I’ve finished reading this book in November, and I have this unfinished post draft for more than one month, so what’s been stopping me from hitting the “publish” button until now?
It’s not really as if you were eagerly waiting for my review to discover what Coraline is all about. But the fact that there are about 10,000 reviews (not, actually, 11,044 reviews and counting) on Goodreads for this book make me wonder if anything I’ll write hasn’t been already written 11,044 times before.
Once I’d dipped my toe into Neil Gaiman’s weird world, I knew I wouldn’t stop at just one novel, because the depth and the wealth of this author’s imagination made me crave for more.
The local library had nothing else by him but Coraline. I’d loved the Ocean, but I was still reluctant about Coraline. I thought it was too childish for my taste. Childish it is in a sense, but rather in a good way. I found the portrayal of the young narrator of the Ocean more complex, but Coraline is still an amazing, plucky little girl. I found myself rooting for her parents, because of course they are terribly busy and don’t pay enough attention to their daughter’s whereabouts, but I’m sure that it isn’t an easy task to keep her engaged and close by. I’m sure that she wouldn’t content herself with playing with her big box of Legos for the afternoon. (I chose to not read this book as a guilt trip for parents who don’t spend all their time with their kids – but it still lurked at the back of my mind… talking about a nightmare).

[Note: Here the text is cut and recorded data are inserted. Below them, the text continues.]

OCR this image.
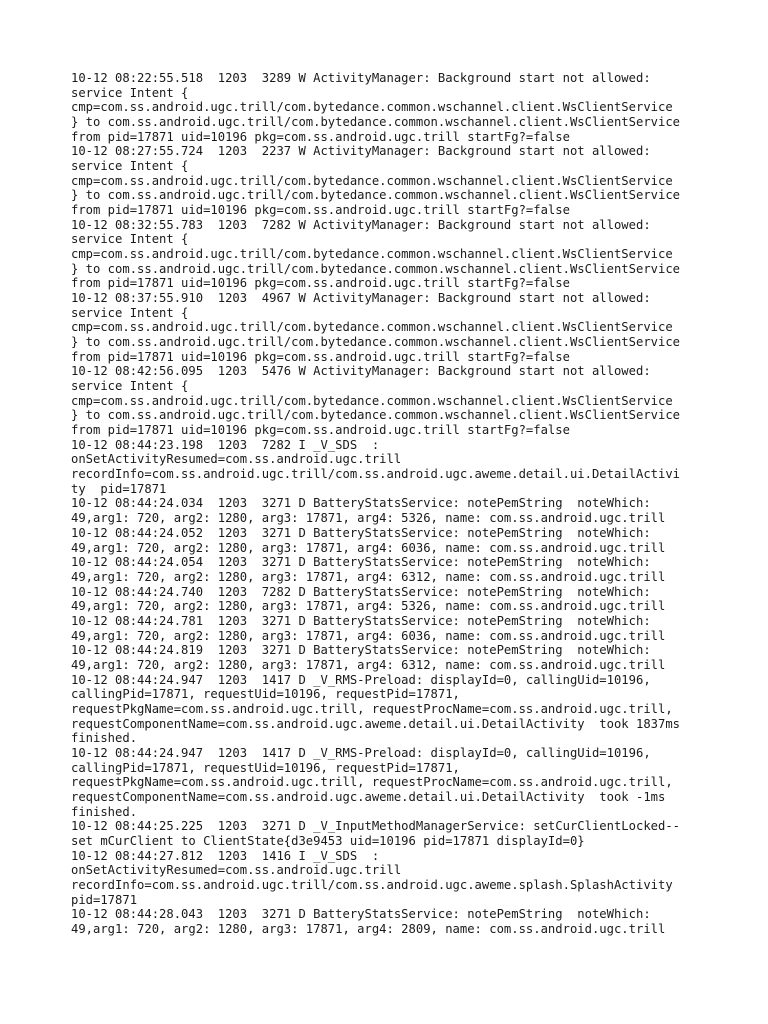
10-12 08:22:55.518  1203  3289 W ActivityManager: Background start not allowed:
service Intent {
cmp=com.ss.android.ugc.trill/com.bytedance.common.wschannel.client.WsClientService
} to com.ss.android.ugc.trill/com.bytedance.common.wschannel.client.WsClientService
from pid=17871 uid=10196 pkg=com.ss.android.ugc.trill startFg?=false
10-12 08:27:55.724  1203  2237 W ActivityManager: Background start not allowed:
service Intent {
cmp=com.ss.android.ugc.trill/com.bytedance.common.wschannel.client.WsClientService
} to com.ss.android.ugc.trill/com.bytedance.common.wschannel.client.WsClientService
from pid=17871 uid=10196 pkg=com.ss.android.ugc.trill startFg?=false
10-12 08:32:55.783  1203  7282 W ActivityManager: Background start not allowed:
service Intent {
cmp=com.ss.android.ugc.trill/com.bytedance.common.wschannel.client.WsClientService
} to com.ss.android.ugc.trill/com.bytedance.common.wschannel.client.WsClientService
from pid=17871 uid=10196 pkg=com.ss.android.ugc.trill startFg?=false
10-12 08:37:55.910  1203  4967 W ActivityManager: Background start not allowed:
service Intent {
cmp=com.ss.android.ugc.trill/com.bytedance.common.wschannel.client.WsClientService
} to com.ss.android.ugc.trill/com.bytedance.common.wschannel.client.WsClientService
from pid=17871 uid=10196 pkg=com.ss.android.ugc.trill startFg?=false
10-12 08:42:56.095  1203  5476 W ActivityManager: Background start not allowed:
service Intent {
cmp=com.ss.android.ugc.trill/com.bytedance.common.wschannel.client.WsClientService
} to com.ss.android.ugc.trill/com.bytedance.common.wschannel.client.WsClientService
from pid=17871 uid=10196 pkg=com.ss.android.ugc.trill startFg?=false
10-12 08:44:23.198  1203  7282 I _V_SDS  :
onSetActivityResumed=com.ss.android.ugc.trill
recordInfo=com.ss.android.ugc.trill/com.ss.android.ugc.aweme.detail.ui.DetailActivi
ty  pid=17871
10-12 08:44:24.034  1203  3271 D BatteryStatsService: notePemString  noteWhich:
49,arg1: 720, arg2: 1280, arg3: 17871, arg4: 5326, name: com.ss.android.ugc.trill
10-12 08:44:24.052  1203  3271 D BatteryStatsService: notePemString  noteWhich:
49,arg1: 720, arg2: 1280, arg3: 17871, arg4: 6036, name: com.ss.android.ugc.trill
10-12 08:44:24.054  1203  3271 D BatteryStatsService: notePemString  noteWhich:
49,arg1: 720, arg2: 1280, arg3: 17871, arg4: 6312, name: com.ss.android.ugc.trill
10-12 08:44:24.740  1203  7282 D BatteryStatsService: notePemString  noteWhich:
49,arg1: 720, arg2: 1280, arg3: 17871, arg4: 5326, name: com.ss.android.ugc.trill
10-12 08:44:24.781  1203  3271 D BatteryStatsService: notePemString  noteWhich:
49,arg1: 720, arg2: 1280, arg3: 17871, arg4: 6036, name: com.ss.android.ugc.trill
10-12 08:44:24.819  1203  3271 D BatteryStatsService: notePemString  noteWhich:
49,arg1: 720, arg2: 1280, arg3: 17871, arg4: 6312, name: com.ss.android.ugc.trill
10-12 08:44:24.947  1203  1417 D _V_RMS-Preload: displayId=0, callingUid=10196,
callingPid=17871, requestUid=10196, requestPid=17871,
requestPkgName=com.ss.android.ugc.trill, requestProcName=com.ss.android.ugc.trill,
requestComponentName=com.ss.android.ugc.aweme.detail.ui.DetailActivity  took 1837ms
finished.
10-12 08:44:24.947  1203  1417 D _V_RMS-Preload: displayId=0, callingUid=10196,
callingPid=17871, requestUid=10196, requestPid=17871,
requestPkgName=com.ss.android.ugc.trill, requestProcName=com.ss.android.ugc.trill,
requestComponentName=com.ss.android.ugc.aweme.detail.ui.DetailActivity  took -1ms
finished.
10-12 08:44:25.225  1203  3271 D _V_InputMethodManagerService: setCurClientLocked--
set mCurClient to ClientState{d3e9453 uid=10196 pid=17871 displayId=0}
10-12 08:44:27.812  1203  1416 I _V_SDS  :
onSetActivityResumed=com.ss.android.ugc.trill
recordInfo=com.ss.android.ugc.trill/com.ss.android.ugc.aweme.splash.SplashActivity
pid=17871
10-12 08:44:28.043  1203  3271 D BatteryStatsService: notePemString  noteWhich:
49,arg1: 720, arg2: 1280, arg3: 17871, arg4: 2809, name: com.ss.android.ugc.trill
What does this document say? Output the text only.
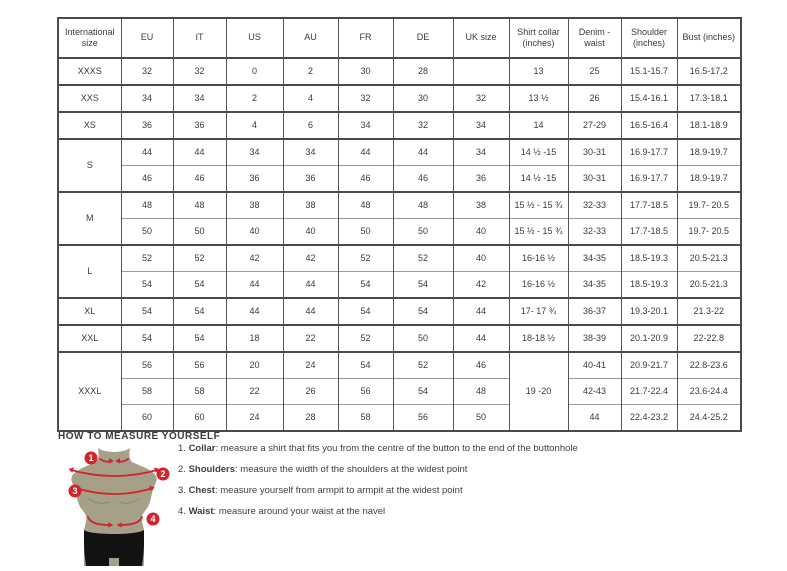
International size	EU	IT	US	AU	FR	DE	UK size	Shirt collar (inches)	Denim - waist	Shoulder (inches)	Bust (inches)
XXXS	32	32	0	2	30	28		13	25	15.1-15.7	16.5-17.2
XXS	34	34	2	4	32	30	32	13 ½	26	15.4-16.1	17.3-18.1
XS	36	36	4	6	34	32	34	14	27-29	16.5-16.4	18.1-18.9
S	44	44	34	34	44	44	34	14 ½ -15	30-31	16.9-17.7	18.9-19.7
	46	46	36	36	46	46	36	14 ½ -15	30-31	16.9-17.7	18.9-19.7
M	48	48	38	38	48	48	38	15 ½ - 15 ¾	32-33	17.7-18.5	19.7- 20.5
	50	50	40	40	50	50	40	15 ½ - 15 ¾	32-33	17.7-18.5	19.7- 20.5
L	52	52	42	42	52	52	40	16-16 ½	34-35	18.5-19.3	20.5-21.3
	54	54	44	44	54	54	42	16-16 ½	34-35	18.5-19.3	20.5-21.3
XL	54	54	44	44	54	54	44	17- 17 ¾	36-37	19.3-20.1	21.3-22
XXL	54	54	18	22	52	50	44	18-18 ½	38-39	20.1-20.9	22-22.8
XXXL	56	56	20	24	54	52	46	19 -20	40-41	20.9-21.7	22.8-23.6
	58	58	22	26	56	54	48		42-43	21.7-22.4	23.6-24.4
	60	60	24	28	58	56	50		44	22.4-23.2	24.4-25.2
HOW TO MEASURE YOURSELF
1
2
3
4
1. Collar: measure a shirt that fits you from the centre of the button to the end of the buttonhole
2. Shoulders: measure the width of the shoulders at the widest point
3. Chest: measure yourself from armpit to armpit at the widest point
4. Waist: measure around your waist at the navel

But then what child hasn’t pretended that his parents aren’t really his and that other parents were waiting for him elsewhere? Like in the best fairy tales, an alternate world just coexists next to ours and it just needs one step aside… How Gaiman develops this fantasy of sorts is quite creepy, and he has the skills to never fully define the horror that awaits Coraline on the other side of the house. It reminded me of Roald Dahl, where kids’ adventures are never sugar-coated and that even nice happy ends can’t make up for unknown dangers still lurking in the corners.
In short, Coraline couldn’t match the sense of wonder and dread that The Ocean at the end of the lane opened for me, but it was pretty close. It’s the kind of book that I’d love my son to read one day, but I think I have still a few years to wait, otherwise he will have nightmares for sure!